By embracing place-based approaches - that acknowledge the collective role of policy,
services and communities in maximising the potential for shared prosperity and growth
– shared economic development and public health approaches, can play a critical
role in securing a fair and thriving borough.
Six
high-level areas of prioritisation in promoting inclusive economies had emerged
from the evolving evidence base, these have been outlined below and sit
alongside a wider call for improved engagement between economic development
functions and public health
·
Building
a thorough understanding of local issues, to affectively diagnose the
challenges and levers to inclusive economic growth and to better understand the
impact of growth policies across population groups (e.g. BAME communities);
·
Having
a long term vision and strong leadership, underpinned by a desire to design
local economies that are good for people’s health- including rebuilding
economies in a way that takes stock of the lessons learnt from COVID-19;
·
Building
strong citizen engagement to inform priorities and strategies, in a way that
builds community momentum and meets local aspirations;
·
Capitalising
on local assets and using local powers more actively – including harnessing
local government powers to shape economic conditions and capitalising on key
assets such as, industrial sector, cultural heritage, natural environment and
anchor institutions;
·
Cultivating
engagement between public health and economic development;
·
Providing
services that meet people’s economic and health needs together.

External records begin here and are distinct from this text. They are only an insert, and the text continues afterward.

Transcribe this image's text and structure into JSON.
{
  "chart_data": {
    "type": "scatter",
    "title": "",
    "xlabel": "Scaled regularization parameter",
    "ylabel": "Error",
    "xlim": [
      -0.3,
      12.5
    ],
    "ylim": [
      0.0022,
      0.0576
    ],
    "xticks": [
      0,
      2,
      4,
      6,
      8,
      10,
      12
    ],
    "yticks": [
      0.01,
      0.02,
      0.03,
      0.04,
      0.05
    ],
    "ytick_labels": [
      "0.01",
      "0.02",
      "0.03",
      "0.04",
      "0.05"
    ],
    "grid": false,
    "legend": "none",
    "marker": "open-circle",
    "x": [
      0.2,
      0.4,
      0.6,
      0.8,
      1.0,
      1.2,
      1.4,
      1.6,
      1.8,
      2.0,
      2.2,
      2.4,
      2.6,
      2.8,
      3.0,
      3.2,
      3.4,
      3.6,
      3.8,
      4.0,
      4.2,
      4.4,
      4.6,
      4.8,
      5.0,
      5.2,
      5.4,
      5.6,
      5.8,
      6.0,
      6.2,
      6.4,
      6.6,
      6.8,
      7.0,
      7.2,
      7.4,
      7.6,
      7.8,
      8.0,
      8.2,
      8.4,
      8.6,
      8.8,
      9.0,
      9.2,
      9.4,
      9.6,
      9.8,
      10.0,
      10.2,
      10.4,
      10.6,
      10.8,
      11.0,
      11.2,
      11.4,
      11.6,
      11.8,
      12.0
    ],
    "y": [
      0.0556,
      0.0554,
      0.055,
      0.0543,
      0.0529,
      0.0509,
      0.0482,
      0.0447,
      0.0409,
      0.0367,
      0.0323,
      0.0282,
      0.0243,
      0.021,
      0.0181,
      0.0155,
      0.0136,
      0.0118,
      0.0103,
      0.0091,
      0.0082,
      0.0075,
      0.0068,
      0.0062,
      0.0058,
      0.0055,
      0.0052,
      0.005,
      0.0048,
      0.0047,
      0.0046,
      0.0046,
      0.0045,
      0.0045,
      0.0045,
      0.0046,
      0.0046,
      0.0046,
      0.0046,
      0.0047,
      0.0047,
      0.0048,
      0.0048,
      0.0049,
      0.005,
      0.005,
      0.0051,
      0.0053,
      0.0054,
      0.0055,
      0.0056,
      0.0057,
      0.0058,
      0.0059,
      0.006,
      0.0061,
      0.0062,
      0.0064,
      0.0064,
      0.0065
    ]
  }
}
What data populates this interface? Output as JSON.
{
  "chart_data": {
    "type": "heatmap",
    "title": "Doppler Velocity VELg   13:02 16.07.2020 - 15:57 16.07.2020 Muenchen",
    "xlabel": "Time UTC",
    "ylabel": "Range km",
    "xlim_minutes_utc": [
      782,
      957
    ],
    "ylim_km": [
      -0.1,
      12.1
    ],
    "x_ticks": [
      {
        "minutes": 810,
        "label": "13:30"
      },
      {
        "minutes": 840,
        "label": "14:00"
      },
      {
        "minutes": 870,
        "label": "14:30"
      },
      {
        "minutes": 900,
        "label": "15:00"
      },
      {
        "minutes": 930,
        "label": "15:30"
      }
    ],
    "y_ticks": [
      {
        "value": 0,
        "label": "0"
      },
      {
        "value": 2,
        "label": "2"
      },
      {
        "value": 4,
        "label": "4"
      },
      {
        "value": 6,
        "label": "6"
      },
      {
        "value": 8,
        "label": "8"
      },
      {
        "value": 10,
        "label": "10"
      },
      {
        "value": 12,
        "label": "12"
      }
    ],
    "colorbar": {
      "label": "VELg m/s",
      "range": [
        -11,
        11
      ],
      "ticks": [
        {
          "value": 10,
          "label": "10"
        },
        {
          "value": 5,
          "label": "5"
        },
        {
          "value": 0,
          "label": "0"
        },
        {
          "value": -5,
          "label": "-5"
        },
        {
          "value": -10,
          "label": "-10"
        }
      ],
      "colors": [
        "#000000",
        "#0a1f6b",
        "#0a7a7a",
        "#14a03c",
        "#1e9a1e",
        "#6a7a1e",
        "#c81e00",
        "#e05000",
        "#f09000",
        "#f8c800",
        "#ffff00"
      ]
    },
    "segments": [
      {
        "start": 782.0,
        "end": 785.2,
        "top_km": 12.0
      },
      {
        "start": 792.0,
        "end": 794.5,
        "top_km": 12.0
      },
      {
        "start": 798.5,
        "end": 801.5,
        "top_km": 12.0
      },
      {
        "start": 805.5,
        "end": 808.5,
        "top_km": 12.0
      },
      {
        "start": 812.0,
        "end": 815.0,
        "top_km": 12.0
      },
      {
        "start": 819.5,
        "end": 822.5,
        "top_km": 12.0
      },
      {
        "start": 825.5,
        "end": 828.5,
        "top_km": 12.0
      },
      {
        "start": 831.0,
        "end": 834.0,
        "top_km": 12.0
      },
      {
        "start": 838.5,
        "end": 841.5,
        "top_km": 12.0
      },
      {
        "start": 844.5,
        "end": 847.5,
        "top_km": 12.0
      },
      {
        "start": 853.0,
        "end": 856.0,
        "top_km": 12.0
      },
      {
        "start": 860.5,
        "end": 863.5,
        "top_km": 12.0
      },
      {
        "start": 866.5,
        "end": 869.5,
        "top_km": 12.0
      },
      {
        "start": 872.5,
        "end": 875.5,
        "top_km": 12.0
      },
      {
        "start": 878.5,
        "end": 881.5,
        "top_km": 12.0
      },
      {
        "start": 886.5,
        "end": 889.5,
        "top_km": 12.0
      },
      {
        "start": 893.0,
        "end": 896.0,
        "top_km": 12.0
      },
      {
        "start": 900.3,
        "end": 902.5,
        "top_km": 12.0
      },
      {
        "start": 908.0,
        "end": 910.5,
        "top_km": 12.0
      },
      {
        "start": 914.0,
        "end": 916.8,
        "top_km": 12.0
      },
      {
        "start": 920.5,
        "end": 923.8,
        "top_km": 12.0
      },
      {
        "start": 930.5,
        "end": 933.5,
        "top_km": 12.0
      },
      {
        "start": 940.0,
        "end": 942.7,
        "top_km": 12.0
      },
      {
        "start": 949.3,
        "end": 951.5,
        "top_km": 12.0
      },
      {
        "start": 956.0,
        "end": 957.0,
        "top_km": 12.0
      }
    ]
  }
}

It was advised that the imperatives
outlined above for improved alignment between health and wealth provided a
critical starting point for prioritising action at the local government level.
It was recommended that the Health Scrutiny Panel consider the high-level
actions outlined and incorporate these in their draft terms of reference for
the review to ensure that the Council’s ability to shape conditions for inclusive
economies are fully harnessed and to identify ways in which improved alignment
can be achieved between strategies to address health and economic development.
AGREED that the information presented be considered and incorporated as part
of the Panel’s review on this topic.